Thursday, June 16, 2022

Will the UK government stand up to mob rule?


A very big week is in store for the government’s strategy to tackle illegal immigration with all eyes on the planned first air transfer of irregular migrants to Rwanda, due to take place on Tuesday.

Whether the flight takes off at all [it didn't] and how many migrants will be on board is yet to be seen. But the policy has already attracted strong adverse commentary from leading lights in Britain’s unelected establishment, from the Archbishop of Canterbury to the heir to the throne.

But another struggle over the enforcement of immigration law is being waged at ground level, with the springing up of networks of local activists seeking to prevent immigration enforcement officers accompanied by the police from detaining illegal immigrants to facilitate their deportation.

Only occasionally do the activities of this ‘anti-raids’ movement hit the headlines. In May of last year, two men from India were released from the back of a police van in Glasgow after a large crowd assembled to prevent the vehicle from driving away. As the Guardian later reported, the protesters were summoned to the scene by a group called the No Evictions Network.

Scotland’s First Minister, Nicola Sturgeon, the MSP for the constituency involved, was naturally outraged. But not by the rabble who acted to prevent due enforcement of the law.  No, her beef was squarely with the immigration officers and the police, who she accused of having created ‘a dangerous and unacceptable situation’.

This weekend something very similar occurred in Peckham, south-east London. When immigration officers and later the police arrived outside a property on a local estate seeking to detain its occupant, anti-raids groups went into overdrive, using social media to summon 200 people to the scene to hem in the Border Force van.

Again, the tactic worked, with the intended detainee being allowed to leave the van as the crowd chanted ‘shame on you’ and ‘let him go’ and police officers sought to calm an increasingly fraught situation.

Once more a left-wing elected politician got involved in the effort to thwart due enforcement of the law. This time it was local Labour councillor Reginald Popoola, who helped summon people to the scene by tweeting: ‘Block the van from taking one of our neighbours. Come and join us now.’

Later he posted a celebratory tweet declaring: ‘Here’s the moment he was released from the immigration van. Really proud of our community for turning out today and resisting. Peckham people power!’
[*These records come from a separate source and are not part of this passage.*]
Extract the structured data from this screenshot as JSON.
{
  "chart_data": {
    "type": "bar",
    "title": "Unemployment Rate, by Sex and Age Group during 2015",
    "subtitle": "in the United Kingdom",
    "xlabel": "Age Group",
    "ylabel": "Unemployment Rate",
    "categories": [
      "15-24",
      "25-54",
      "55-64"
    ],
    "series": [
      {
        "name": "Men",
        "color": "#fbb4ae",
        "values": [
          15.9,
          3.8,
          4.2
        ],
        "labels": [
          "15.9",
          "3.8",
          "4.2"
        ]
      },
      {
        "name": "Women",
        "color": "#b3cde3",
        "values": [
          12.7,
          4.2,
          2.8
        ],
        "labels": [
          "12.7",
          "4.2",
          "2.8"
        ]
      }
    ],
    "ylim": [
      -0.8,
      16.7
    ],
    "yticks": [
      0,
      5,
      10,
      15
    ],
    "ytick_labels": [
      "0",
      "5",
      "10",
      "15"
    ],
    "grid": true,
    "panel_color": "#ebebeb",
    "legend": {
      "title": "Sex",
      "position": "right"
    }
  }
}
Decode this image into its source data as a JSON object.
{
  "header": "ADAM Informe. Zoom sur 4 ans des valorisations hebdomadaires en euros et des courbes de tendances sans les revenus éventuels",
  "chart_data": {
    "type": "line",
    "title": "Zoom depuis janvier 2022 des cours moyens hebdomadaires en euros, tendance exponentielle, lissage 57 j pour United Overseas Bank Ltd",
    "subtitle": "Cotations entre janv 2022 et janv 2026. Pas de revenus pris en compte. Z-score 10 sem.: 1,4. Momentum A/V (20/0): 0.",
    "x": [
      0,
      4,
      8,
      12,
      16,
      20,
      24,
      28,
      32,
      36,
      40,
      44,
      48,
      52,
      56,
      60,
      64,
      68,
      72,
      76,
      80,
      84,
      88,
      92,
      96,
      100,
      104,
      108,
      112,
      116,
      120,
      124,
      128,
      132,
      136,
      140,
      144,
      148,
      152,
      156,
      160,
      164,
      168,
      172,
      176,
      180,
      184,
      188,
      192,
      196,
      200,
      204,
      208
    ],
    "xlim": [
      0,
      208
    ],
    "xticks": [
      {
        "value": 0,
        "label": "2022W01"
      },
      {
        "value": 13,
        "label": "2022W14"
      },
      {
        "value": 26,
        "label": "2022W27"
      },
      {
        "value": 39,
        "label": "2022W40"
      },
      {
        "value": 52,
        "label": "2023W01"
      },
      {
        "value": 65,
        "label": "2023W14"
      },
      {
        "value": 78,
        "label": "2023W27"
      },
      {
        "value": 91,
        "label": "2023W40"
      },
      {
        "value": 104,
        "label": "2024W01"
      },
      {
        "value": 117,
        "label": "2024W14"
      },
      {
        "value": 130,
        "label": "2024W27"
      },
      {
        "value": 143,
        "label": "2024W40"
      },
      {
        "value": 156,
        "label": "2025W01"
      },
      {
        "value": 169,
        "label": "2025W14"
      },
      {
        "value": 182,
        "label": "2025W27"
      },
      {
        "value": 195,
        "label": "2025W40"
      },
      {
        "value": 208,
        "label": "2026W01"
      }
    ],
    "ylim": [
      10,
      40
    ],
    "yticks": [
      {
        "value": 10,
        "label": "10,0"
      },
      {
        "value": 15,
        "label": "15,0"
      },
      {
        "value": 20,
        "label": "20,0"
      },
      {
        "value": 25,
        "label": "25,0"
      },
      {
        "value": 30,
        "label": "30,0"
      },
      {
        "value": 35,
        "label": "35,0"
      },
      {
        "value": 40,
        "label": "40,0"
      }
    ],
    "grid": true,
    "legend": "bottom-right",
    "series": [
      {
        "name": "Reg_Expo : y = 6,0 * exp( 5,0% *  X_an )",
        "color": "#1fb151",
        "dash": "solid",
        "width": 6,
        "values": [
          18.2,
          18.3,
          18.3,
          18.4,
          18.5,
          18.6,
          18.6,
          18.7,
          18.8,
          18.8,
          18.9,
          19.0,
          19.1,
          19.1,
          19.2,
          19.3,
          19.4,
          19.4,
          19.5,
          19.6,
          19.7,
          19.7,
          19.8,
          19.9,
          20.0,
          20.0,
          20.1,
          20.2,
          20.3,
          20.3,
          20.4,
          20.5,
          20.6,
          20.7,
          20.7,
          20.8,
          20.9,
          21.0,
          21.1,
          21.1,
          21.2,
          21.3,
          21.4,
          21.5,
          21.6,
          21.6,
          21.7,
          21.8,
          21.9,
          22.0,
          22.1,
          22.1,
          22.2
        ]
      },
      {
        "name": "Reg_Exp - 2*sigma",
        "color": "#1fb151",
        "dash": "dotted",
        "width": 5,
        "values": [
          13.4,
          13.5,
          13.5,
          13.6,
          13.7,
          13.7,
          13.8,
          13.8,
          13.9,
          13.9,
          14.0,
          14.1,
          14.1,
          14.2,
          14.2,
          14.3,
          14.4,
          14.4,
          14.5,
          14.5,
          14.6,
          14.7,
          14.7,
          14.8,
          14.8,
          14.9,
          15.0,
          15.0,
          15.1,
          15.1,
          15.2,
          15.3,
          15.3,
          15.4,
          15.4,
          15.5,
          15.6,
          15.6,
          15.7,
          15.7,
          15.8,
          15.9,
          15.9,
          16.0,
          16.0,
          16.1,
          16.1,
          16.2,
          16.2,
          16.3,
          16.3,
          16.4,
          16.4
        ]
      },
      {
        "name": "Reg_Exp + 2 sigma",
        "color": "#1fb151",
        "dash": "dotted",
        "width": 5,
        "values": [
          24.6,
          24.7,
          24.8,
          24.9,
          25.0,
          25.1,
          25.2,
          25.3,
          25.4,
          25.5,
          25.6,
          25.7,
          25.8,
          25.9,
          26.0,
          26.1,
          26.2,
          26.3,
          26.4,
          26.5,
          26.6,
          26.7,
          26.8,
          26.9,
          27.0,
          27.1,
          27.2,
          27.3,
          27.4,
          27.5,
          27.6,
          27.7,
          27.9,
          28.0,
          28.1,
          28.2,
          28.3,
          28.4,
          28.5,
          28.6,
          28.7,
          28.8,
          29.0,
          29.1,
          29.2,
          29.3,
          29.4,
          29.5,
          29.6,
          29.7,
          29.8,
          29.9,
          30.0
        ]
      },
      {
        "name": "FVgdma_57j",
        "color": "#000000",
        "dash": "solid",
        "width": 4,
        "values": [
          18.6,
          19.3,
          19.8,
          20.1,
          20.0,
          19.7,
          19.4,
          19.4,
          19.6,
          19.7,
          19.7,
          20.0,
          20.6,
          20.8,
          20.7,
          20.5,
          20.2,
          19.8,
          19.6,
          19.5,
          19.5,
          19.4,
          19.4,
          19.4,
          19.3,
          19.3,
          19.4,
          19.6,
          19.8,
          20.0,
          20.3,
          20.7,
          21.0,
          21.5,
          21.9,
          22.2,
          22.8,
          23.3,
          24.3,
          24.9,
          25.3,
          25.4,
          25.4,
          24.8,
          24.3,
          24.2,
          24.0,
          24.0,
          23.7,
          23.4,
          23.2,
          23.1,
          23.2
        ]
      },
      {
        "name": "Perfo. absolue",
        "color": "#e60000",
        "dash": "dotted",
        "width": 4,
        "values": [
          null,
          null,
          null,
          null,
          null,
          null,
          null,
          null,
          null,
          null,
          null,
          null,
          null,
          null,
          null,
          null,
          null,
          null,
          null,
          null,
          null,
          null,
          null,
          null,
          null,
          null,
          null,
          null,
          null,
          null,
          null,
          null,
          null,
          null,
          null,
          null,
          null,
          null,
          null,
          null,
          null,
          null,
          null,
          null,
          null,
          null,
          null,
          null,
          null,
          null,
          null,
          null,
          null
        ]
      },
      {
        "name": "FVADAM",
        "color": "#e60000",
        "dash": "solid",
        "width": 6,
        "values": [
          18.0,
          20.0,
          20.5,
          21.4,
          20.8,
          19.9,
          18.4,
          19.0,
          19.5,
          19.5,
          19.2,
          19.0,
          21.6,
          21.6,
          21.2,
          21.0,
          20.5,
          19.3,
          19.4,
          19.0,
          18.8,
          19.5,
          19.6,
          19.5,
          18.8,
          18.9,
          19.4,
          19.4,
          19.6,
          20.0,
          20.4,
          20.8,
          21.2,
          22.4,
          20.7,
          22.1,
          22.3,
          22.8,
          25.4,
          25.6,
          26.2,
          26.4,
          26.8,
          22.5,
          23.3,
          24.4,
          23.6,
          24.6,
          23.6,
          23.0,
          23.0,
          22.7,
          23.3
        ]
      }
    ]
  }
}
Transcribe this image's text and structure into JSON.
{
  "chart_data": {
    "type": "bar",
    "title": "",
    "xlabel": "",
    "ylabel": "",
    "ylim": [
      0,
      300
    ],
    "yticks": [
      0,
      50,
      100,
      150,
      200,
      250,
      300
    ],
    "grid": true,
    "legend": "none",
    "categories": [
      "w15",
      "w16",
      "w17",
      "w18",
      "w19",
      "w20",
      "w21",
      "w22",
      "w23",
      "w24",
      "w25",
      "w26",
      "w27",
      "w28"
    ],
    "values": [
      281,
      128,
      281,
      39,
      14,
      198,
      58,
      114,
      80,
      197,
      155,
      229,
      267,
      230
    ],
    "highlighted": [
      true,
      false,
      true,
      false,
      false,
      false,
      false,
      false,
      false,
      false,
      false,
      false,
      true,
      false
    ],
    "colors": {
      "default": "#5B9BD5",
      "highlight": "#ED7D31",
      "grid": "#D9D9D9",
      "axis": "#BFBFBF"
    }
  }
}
It will be instructive to see what stance the former Director of Public Prosecutions Sir Keir Starmer – now a semi-obscure political figure – takes towards a Labour councillor wilfully obstructing the legal authorities in this way and then celebrating their defeat. But as a stickler for due process, one must hope that he will see the merits of the rule of law over ‘Peckham people power’, which seems like a polite way of describing mob rule.